Alguns diriam que isso não é liberalismo por causa do papel do Estado na oferta de serviços e produtos. Eu já penso que o crucial a ser observado aí é o equilíbrio de poder. Empresas transacionais como a P&G (dona da Always) têm mais dinheiro do que muitos países – que aliás costumam estar endividados. Quando o Estado passa a comprar coisas e serviços dessas transacionais, transfere ainda mais dinheiro e poder para elas.

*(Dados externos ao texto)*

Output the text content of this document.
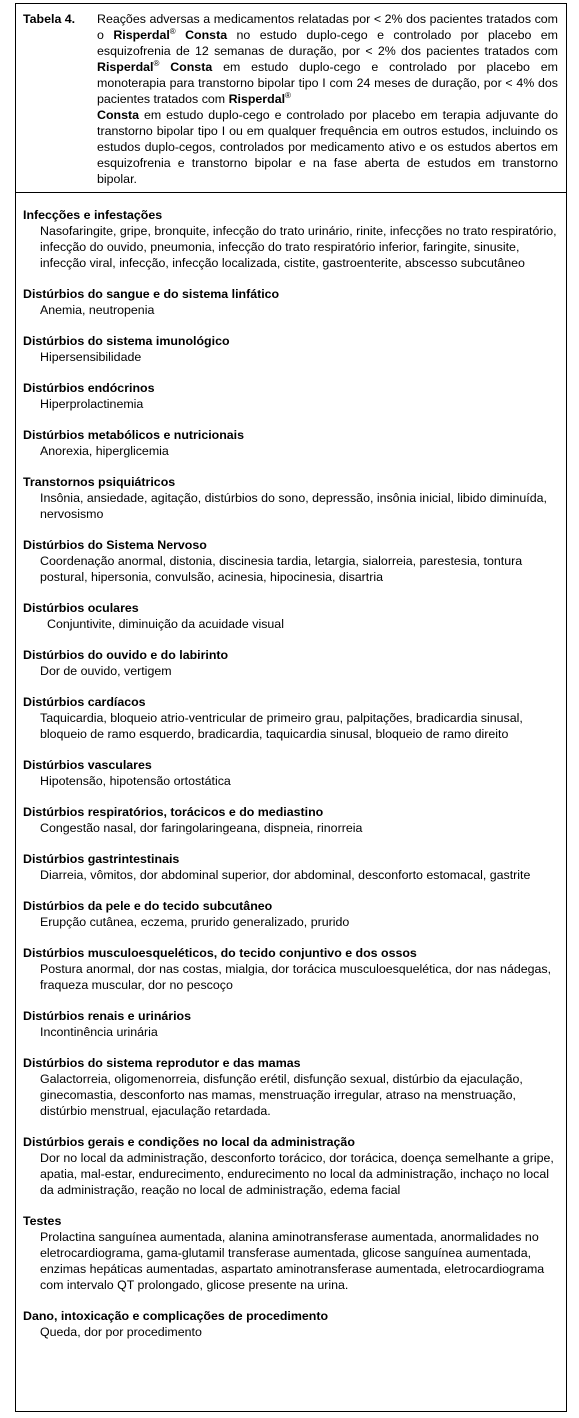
Tabela 4.	Reações adversas a medicamentos relatadas por < 2% dos pacientes tratados com o Risperdal® Consta no estudo duplo-cego e controlado por placebo em esquizofrenia de 12 semanas de duração, por < 2% dos pacientes tratados com Risperdal® Consta em estudo duplo-cego e controlado por placebo em monoterapia para transtorno bipolar tipo I com 24 meses de duração, por < 4% dos pacientes tratados com Risperdal®
Consta em estudo duplo-cego e controlado por placebo em terapia adjuvante do transtorno bipolar tipo I ou em qualquer frequência em outros estudos, incluindo os estudos duplo-cegos, controlados por medicamento ativo e os estudos abertos em esquizofrenia e transtorno bipolar e na fase aberta de estudos em transtorno bipolar.
Infecções e infestações
Nasofaringite, gripe, bronquite, infecção do trato urinário, rinite, infecções no trato respiratório, infecção do ouvido, pneumonia, infecção do trato respiratório inferior, faringite, sinusite, infecção viral, infecção, infecção localizada, cistite, gastroenterite, abscesso subcutâneo
Distúrbios do sangue e do sistema linfático
Anemia, neutropenia
Distúrbios do sistema imunológico
Hipersensibilidade
Distúrbios endócrinos
Hiperprolactinemia
Distúrbios metabólicos e nutricionais
Anorexia, hiperglicemia
Transtornos psiquiátricos
Insônia, ansiedade, agitação, distúrbios do sono, depressão, insônia inicial, libido diminuída, nervosismo
Distúrbios do Sistema Nervoso
Coordenação anormal, distonia, discinesia tardia, letargia, sialorreia, parestesia, tontura postural, hipersonia, convulsão, acinesia, hipocinesia, disartria
Distúrbios oculares
Conjuntivite, diminuição da acuidade visual
Distúrbios do ouvido e do labirinto
Dor de ouvido, vertigem
Distúrbios cardíacos
Taquicardia, bloqueio atrio-ventricular de primeiro grau, palpitações, bradicardia sinusal, bloqueio de ramo esquerdo, bradicardia, taquicardia sinusal, bloqueio de ramo direito
Distúrbios vasculares
Hipotensão, hipotensão ortostática
Distúrbios respiratórios, torácicos e do mediastino
Congestão nasal, dor faringolaringeana, dispneia, rinorreia
Distúrbios gastrintestinais
Diarreia, vômitos, dor abdominal superior, dor abdominal, desconforto estomacal, gastrite
Distúrbios da pele e do tecido subcutâneo
Erupção cutânea, eczema, prurido generalizado, prurido
Distúrbios musculoesqueléticos, do tecido conjuntivo e dos ossos
Postura anormal, dor nas costas, mialgia, dor torácica musculoesquelética, dor nas nádegas, fraqueza muscular, dor no pescoço
Distúrbios renais e urinários
Incontinência urinária
Distúrbios do sistema reprodutor e das mamas
Galactorreia, oligomenorreia, disfunção erétil, disfunção sexual, distúrbio da ejaculação, ginecomastia, desconforto nas mamas, menstruação irregular, atraso na menstruação, distúrbio menstrual, ejaculação retardada.
Distúrbios gerais e condições no local da administração
Dor no local da administração, desconforto torácico, dor torácica, doença semelhante a gripe, apatia, mal-estar, endurecimento, endurecimento no local da administração, inchaço no local da administração, reação no local de administração, edema facial
Testes
Prolactina sanguínea aumentada, alanina aminotransferase aumentada, anormalidades no eletrocardiograma, gama-glutamil transferase aumentada, glicose sanguínea aumentada, enzimas hepáticas aumentadas, aspartato aminotransferase aumentada, eletrocardiograma com intervalo QT prolongado, glicose presente na urina.
Dano, intoxicação e complicações de procedimento
Queda, dor por procedimento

Nessas horas, um simplório dirá algo como: “E daí? Essas empresas são grandes porque são eficientes”. Isso presume uma visão utópica de como funciona o mundo. É a utopia do darwinismo social, que merece ser destrinchada noutro texto. Mas ainda que acreditemos que as empresas sempre são grandes por serem boas (o que é uma baita ingenuidade), disso não se segue que, uma vez que domine o mercado, a empresa continue ofertando bons produtos, já que o público foi cativado.
O caso dos modess da Dona Tábata é uma negligência esquerdista do problema da formação de monopólios privados. Mas o esquecimento é ambidestro.
Versão de direita
Se sairmos da esquerda para a direita, encontraremos a entusiasmada defesa do “voucher” – isto é, do vale – de educação. A solução para os problemas do ensino básico, ora capturado pelas corporações de funcionários públicos e prejudicado pela má gestão, estaria na introdução da concorrência por meio de vales.

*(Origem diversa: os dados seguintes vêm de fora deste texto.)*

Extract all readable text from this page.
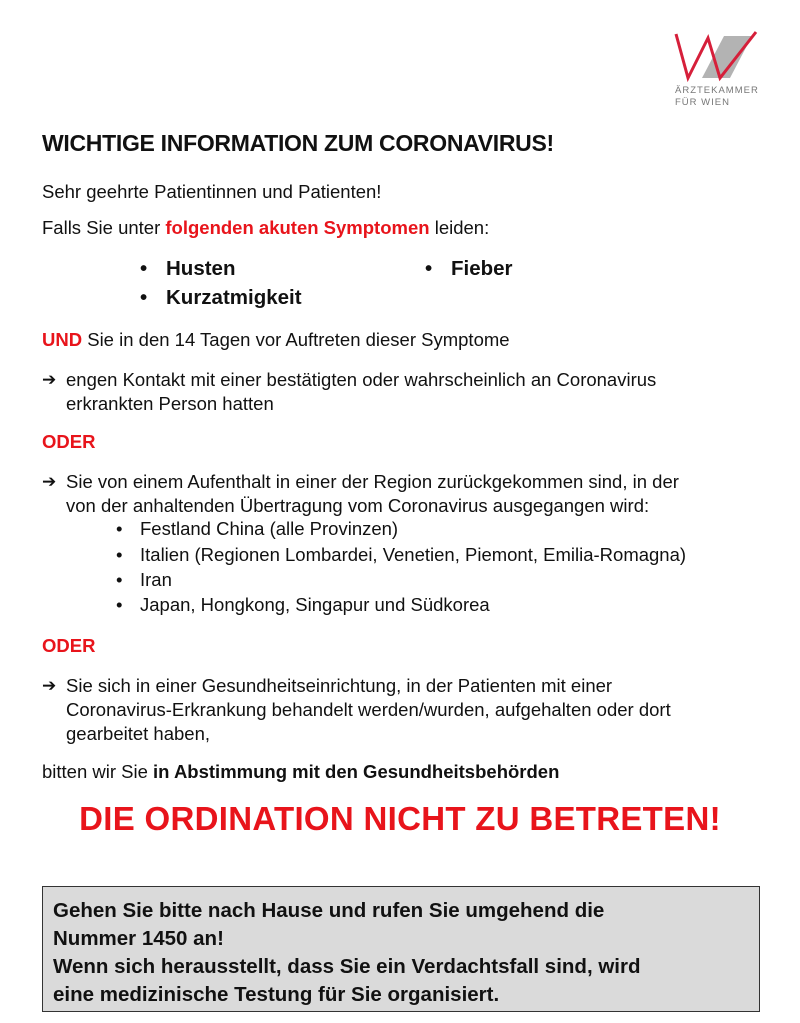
ÄRZTEKAMMER
FÜR WIEN
WICHTIGE INFORMATION ZUM CORONAVIRUS!
Sehr geehrte Patientinnen und Patienten!
Falls Sie unter folgenden akuten Symptomen leiden:
• Husten	• Fieber
• Kurzatmigkeit
UND Sie in den 14 Tagen vor Auftreten dieser Symptome
➔ engen Kontakt mit einer bestätigten oder wahrscheinlich an Coronavirus
erkrankten Person hatten
ODER
➔ Sie von einem Aufenthalt in einer der Region zurückgekommen sind, in der
von der anhaltenden Übertragung vom Coronavirus ausgegangen wird:
• Festland China (alle Provinzen)
• Italien (Regionen Lombardei, Venetien, Piemont, Emilia-Romagna)
• Iran
• Japan, Hongkong, Singapur und Südkorea
ODER
➔ Sie sich in einer Gesundheitseinrichtung, in der Patienten mit einer
Coronavirus-Erkrankung behandelt werden/wurden, aufgehalten oder dort
gearbeitet haben,
bitten wir Sie in Abstimmung mit den Gesundheitsbehörden
DIE ORDINATION NICHT ZU BETRETEN!
Gehen Sie bitte nach Hause und rufen Sie umgehend die
Nummer 1450 an!
Wenn sich herausstellt, dass Sie ein Verdachtsfall sind, wird
eine medizinische Testung für Sie organisiert.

Os vales nada mais são que a versão do Prouni para o ensino básico. O Prouni é um programa de bolsas do governo federal criado por Haddad em 2005, no governo Lula I. Em vez de gastar com as federais, o Estado dá bolsas integrais a jovens pobres em instituições de ensino superior privadas. Haddad foi também o ministro que criou o Reuni, o programa que transformou as universidades federais em escolões identitários, multiplicando as vagas na marra e diminuindo o gasto per capita com o alunado. A maior greve da história das federais no governo Dilma aconteceu em plena vigência do Reuni.
Olhando em retrospecto, podemos dizer que o Reuni (cujo documento pode ser lido aqui) já tinha a digital ESG. Incluía, por exemplo, cotas raciais (“ações afirmativas”) nos vestibulares – prática racista que deveria ser considerada ilegal e inconstitucional, mas a qual o STF liberou em 2012.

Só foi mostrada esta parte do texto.